Why are some d-electron configurations more stable? (1st row)

[Mayhem]

I've been looking at trends in 1st row transition metals and trying to understand why some d-electron configurations are more common than others for each element, and I'm unable to find an easy pattern. It seems that getting rid of the high energy 4s electrons is an obvious pattern, but the resulting number of d-electrons isn't obvious to create a rule for.

Some thoughts:
Sc, Ti, V: d⁰ because it gives a [Ar] electron configuration. V can easily exist in four different oxidation states, though, as seen in vanadium flow batteries.
Cr: d⁰, see above. Cr(VI) is however a strong oxidizer. d³, removes high energy 4s electron, and three electrons can evenly distribute in the d_xy, _dxz, d_yz (assuming octahedral field), minimizing correlation and exchange energy,
Mn: d⁵ high spin evenly distributes five electrons in all five d-orbitals, minimizing correlation and exchange energy.
Fe: Both d⁵ and d⁶, but often Fe(II) compounds will be prone to oxidizing to Fe(III) over time, depending on complex, possibly because there is a pairing energy in d⁶ high spin not present in d⁵ high spin.
Co: No particular thoughts as the above arguments do not hold for d⁶ (except 4s electrons are removed) and d⁷.
Ni: d⁸, the two 4s electrons are removed.
Cu, Zn: Not sure. Cu(I) does not tend to be stable in an oxygen atmosphere, and for some reason the d⁹ Cu(II) is most often found. This is interesting as, Zn(II) is d¹⁰.
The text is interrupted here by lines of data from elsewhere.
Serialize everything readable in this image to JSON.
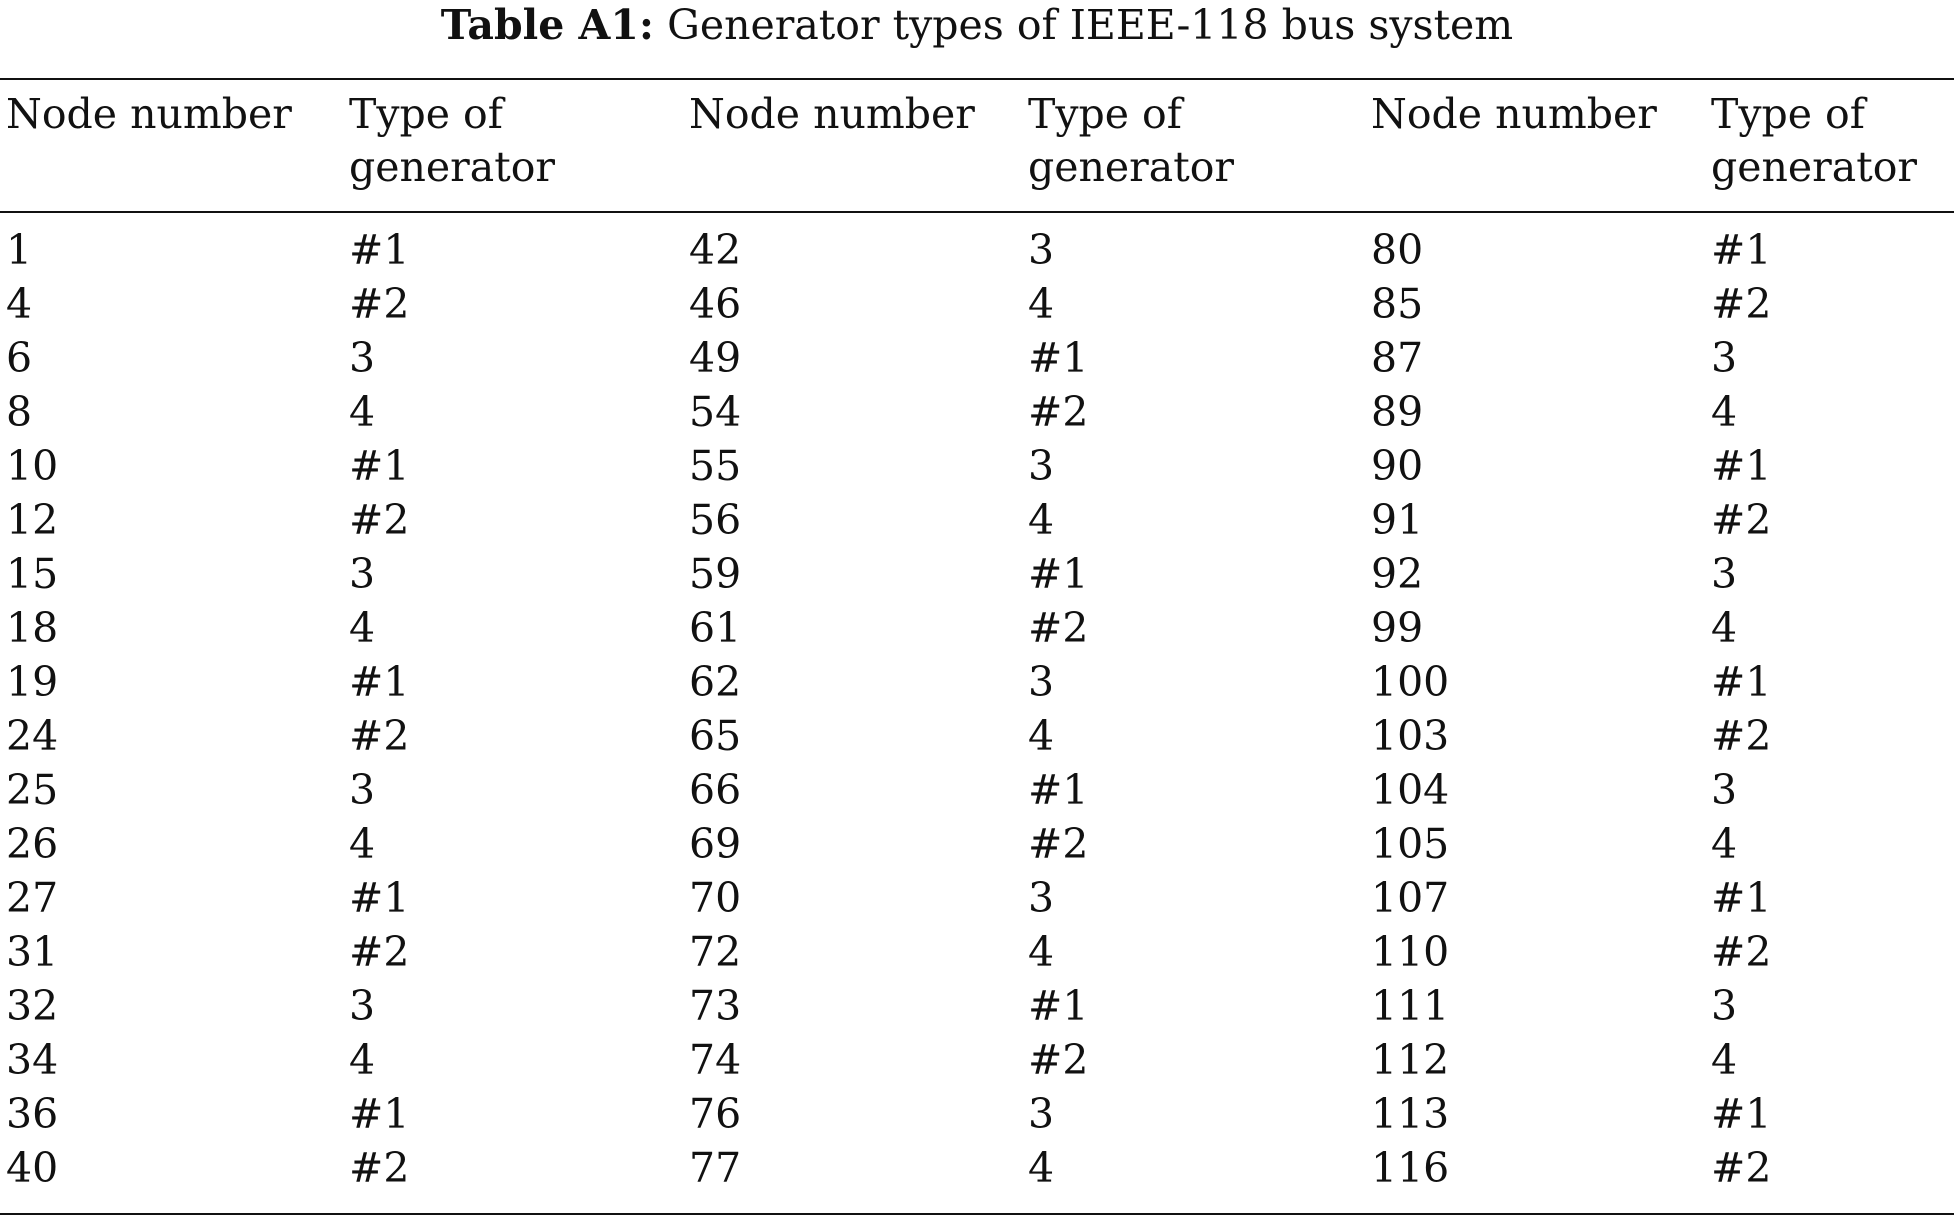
{
  "caption": {
    "label": "Table A1:",
    "text": "Generator types of IEEE-118 bus system"
  },
  "table": {
    "headers": [
      "Node number",
      "Type of generator",
      "Node number",
      "Type of generator",
      "Node number",
      "Type of generator"
    ],
    "rows": [
      [
        "1",
        "#1",
        "42",
        "3",
        "80",
        "#1"
      ],
      [
        "4",
        "#2",
        "46",
        "4",
        "85",
        "#2"
      ],
      [
        "6",
        "3",
        "49",
        "#1",
        "87",
        "3"
      ],
      [
        "8",
        "4",
        "54",
        "#2",
        "89",
        "4"
      ],
      [
        "10",
        "#1",
        "55",
        "3",
        "90",
        "#1"
      ],
      [
        "12",
        "#2",
        "56",
        "4",
        "91",
        "#2"
      ],
      [
        "15",
        "3",
        "59",
        "#1",
        "92",
        "3"
      ],
      [
        "18",
        "4",
        "61",
        "#2",
        "99",
        "4"
      ],
      [
        "19",
        "#1",
        "62",
        "3",
        "100",
        "#1"
      ],
      [
        "24",
        "#2",
        "65",
        "4",
        "103",
        "#2"
      ],
      [
        "25",
        "3",
        "66",
        "#1",
        "104",
        "3"
      ],
      [
        "26",
        "4",
        "69",
        "#2",
        "105",
        "4"
      ],
      [
        "27",
        "#1",
        "70",
        "3",
        "107",
        "#1"
      ],
      [
        "31",
        "#2",
        "72",
        "4",
        "110",
        "#2"
      ],
      [
        "32",
        "3",
        "73",
        "#1",
        "111",
        "3"
      ],
      [
        "34",
        "4",
        "74",
        "#2",
        "112",
        "4"
      ],
      [
        "36",
        "#1",
        "76",
        "3",
        "113",
        "#1"
      ],
      [
        "40",
        "#2",
        "77",
        "4",
        "116",
        "#2"
      ]
    ]
  }
}
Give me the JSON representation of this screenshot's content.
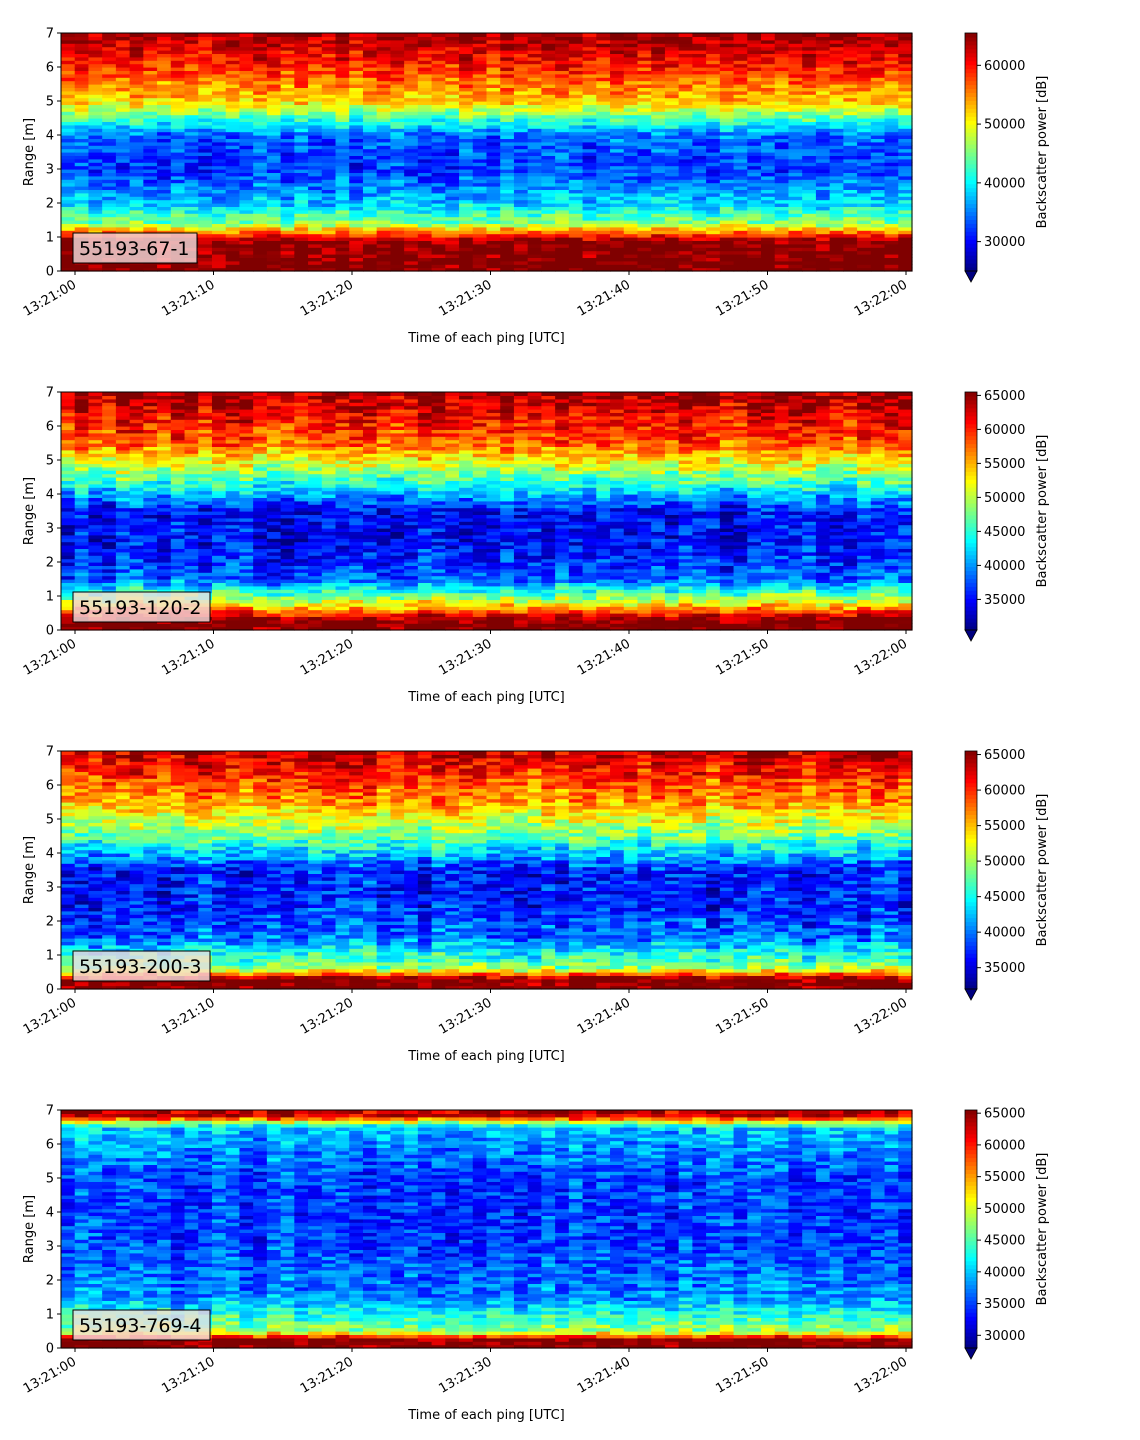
{
  "chart_data": [
    {
      "type": "heatmap",
      "label": "55193-67-1",
      "xlabel": "Time of each ping [UTC]",
      "ylabel": "Range [m]",
      "xticks": [
        "13:21:00",
        "13:21:10",
        "13:21:20",
        "13:21:30",
        "13:21:40",
        "13:21:50",
        "13:22:00"
      ],
      "yticks": [
        "0",
        "1",
        "2",
        "3",
        "4",
        "5",
        "6",
        "7"
      ],
      "ylim": [
        0,
        7
      ],
      "colormap": "jet",
      "colorbar": {
        "label": "Backscatter power [dB]",
        "range": [
          25000,
          65500
        ],
        "ticks": [
          "30000",
          "40000",
          "50000",
          "60000"
        ],
        "tick_values": [
          30000,
          40000,
          50000,
          60000
        ]
      },
      "profile": {
        "description_levels": [
          {
            "range_m": 0.3,
            "value": 66000
          },
          {
            "range_m": 0.9,
            "value": 65000
          },
          {
            "range_m": 1.4,
            "value": 46000
          },
          {
            "range_m": 2.0,
            "value": 38000
          },
          {
            "range_m": 3.0,
            "value": 32000
          },
          {
            "range_m": 4.0,
            "value": 34000
          },
          {
            "range_m": 5.0,
            "value": 52000
          },
          {
            "range_m": 6.0,
            "value": 59000
          },
          {
            "range_m": 6.9,
            "value": 64000
          }
        ]
      }
    },
    {
      "type": "heatmap",
      "label": "55193-120-2",
      "xlabel": "Time of each ping [UTC]",
      "ylabel": "Range [m]",
      "xticks": [
        "13:21:00",
        "13:21:10",
        "13:21:20",
        "13:21:30",
        "13:21:40",
        "13:21:50",
        "13:22:00"
      ],
      "yticks": [
        "0",
        "1",
        "2",
        "3",
        "4",
        "5",
        "6",
        "7"
      ],
      "ylim": [
        0,
        7
      ],
      "colormap": "jet",
      "colorbar": {
        "label": "Backscatter power [dB]",
        "range": [
          30500,
          65500
        ],
        "ticks": [
          "35000",
          "40000",
          "45000",
          "50000",
          "55000",
          "60000",
          "65000"
        ],
        "tick_values": [
          35000,
          40000,
          45000,
          50000,
          55000,
          60000,
          65000
        ]
      },
      "profile": {
        "description_levels": [
          {
            "range_m": 0.3,
            "value": 66000
          },
          {
            "range_m": 0.8,
            "value": 52000
          },
          {
            "range_m": 1.5,
            "value": 38000
          },
          {
            "range_m": 2.5,
            "value": 35000
          },
          {
            "range_m": 3.5,
            "value": 35000
          },
          {
            "range_m": 4.5,
            "value": 47000
          },
          {
            "range_m": 5.5,
            "value": 58000
          },
          {
            "range_m": 6.9,
            "value": 64000
          }
        ]
      }
    },
    {
      "type": "heatmap",
      "label": "55193-200-3",
      "xlabel": "Time of each ping [UTC]",
      "ylabel": "Range [m]",
      "xticks": [
        "13:21:00",
        "13:21:10",
        "13:21:20",
        "13:21:30",
        "13:21:40",
        "13:21:50",
        "13:22:00"
      ],
      "yticks": [
        "0",
        "1",
        "2",
        "3",
        "4",
        "5",
        "6",
        "7"
      ],
      "ylim": [
        0,
        7
      ],
      "colormap": "jet",
      "colorbar": {
        "label": "Backscatter power [dB]",
        "range": [
          32000,
          65500
        ],
        "ticks": [
          "35000",
          "40000",
          "45000",
          "50000",
          "55000",
          "60000",
          "65000"
        ],
        "tick_values": [
          35000,
          40000,
          45000,
          50000,
          55000,
          60000,
          65000
        ]
      },
      "profile": {
        "description_levels": [
          {
            "range_m": 0.3,
            "value": 66000
          },
          {
            "range_m": 0.6,
            "value": 50000
          },
          {
            "range_m": 1.5,
            "value": 40000
          },
          {
            "range_m": 2.5,
            "value": 37000
          },
          {
            "range_m": 3.5,
            "value": 37000
          },
          {
            "range_m": 4.5,
            "value": 48000
          },
          {
            "range_m": 5.5,
            "value": 56000
          },
          {
            "range_m": 6.9,
            "value": 63000
          }
        ]
      }
    },
    {
      "type": "heatmap",
      "label": "55193-769-4",
      "xlabel": "Time of each ping [UTC]",
      "ylabel": "Range [m]",
      "xticks": [
        "13:21:00",
        "13:21:10",
        "13:21:20",
        "13:21:30",
        "13:21:40",
        "13:21:50",
        "13:22:00"
      ],
      "yticks": [
        "0",
        "1",
        "2",
        "3",
        "4",
        "5",
        "6",
        "7"
      ],
      "ylim": [
        0,
        7
      ],
      "colormap": "jet",
      "colorbar": {
        "label": "Backscatter power [dB]",
        "range": [
          28000,
          65500
        ],
        "ticks": [
          "30000",
          "35000",
          "40000",
          "45000",
          "50000",
          "55000",
          "60000",
          "65000"
        ],
        "tick_values": [
          30000,
          35000,
          40000,
          45000,
          50000,
          55000,
          60000,
          65000
        ]
      },
      "profile": {
        "description_levels": [
          {
            "range_m": 0.25,
            "value": 66000
          },
          {
            "range_m": 0.5,
            "value": 48000
          },
          {
            "range_m": 1.5,
            "value": 38000
          },
          {
            "range_m": 3.0,
            "value": 35000
          },
          {
            "range_m": 5.0,
            "value": 35000
          },
          {
            "range_m": 6.5,
            "value": 40000
          },
          {
            "range_m": 6.85,
            "value": 63000
          }
        ]
      }
    }
  ]
}
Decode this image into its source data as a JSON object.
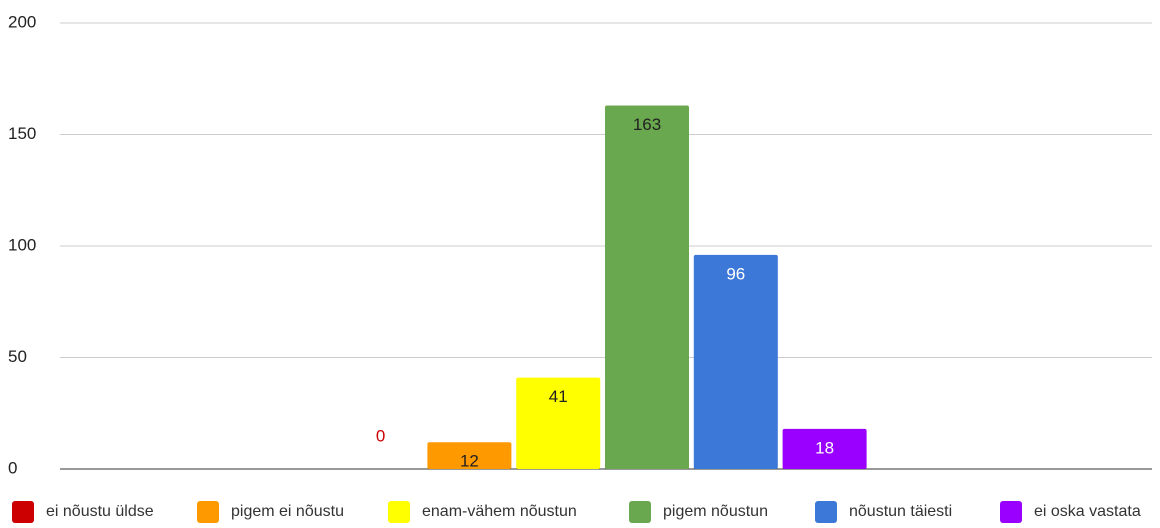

My intuition is that the overall charge of the atom also plays a role. For (an extreme) example, d⁰
Zn¹²⁺ does not exist despite yielding the "stable" [Ar] electron configuration. Similar, less demonstrative, examples could be made for other elements.

There is obviously an underlying (probably quantum mechanical) mechanism that I'm not seeing. But what's the logic?

 

[Borek]

As far as I am aware the only sound logic behind is "the lowest energy as calculated". Everything else is just stamp collecting

Sure, you can build some intuitions looking at most common configurations, but trying to define them through a "mechanism" is most likely a waste of time.

 

[Mayhem]

As far as I am aware the only sound logic behind is "the lowest energy as calculated". Everything else is just stamp collecting

Sure, you can build some intuitions looking at most common configurations, but trying to define them through a "mechanism" is most likely a waste of time.

Thought so. Perhaps it is just a tedious fact that coordination chemists must memorize these numbers.

 

[DrDu]

Interesting question. There are some general principles at work. Namely, the d-orbitals are not good in shielding each other from the charge of the nuclei. Hence the d-shell contracts with increasing Z and the electrons become more tightly bound. Thats why Sc, Ti, V rather easily loose all their d-electrons, while Zn doesn't. Also energy gets up, when a shell gets more than half filled. As you already stressed, sub shells may be important due to the ligand field.

 

[Mayhem]

Interesting question. There are some general principles at work. Namely, the d-orbitals are not good in shielding each other from the charge of the nuclei. Hence the d-shell contracts with increasing Z and the electrons become more tightly bound. Thats why Sc, Ti, V rather easily loose all their d-electrons, while Zn doesn't. Also energy gets up, when a shell gets more than half filled. As you already stressed, sub shells may be important due to the ligand field.

Electronegativity trends is absolutely an obvious factor that I missed, especially since it increases along the period, but dips slightly from Cu to Zn.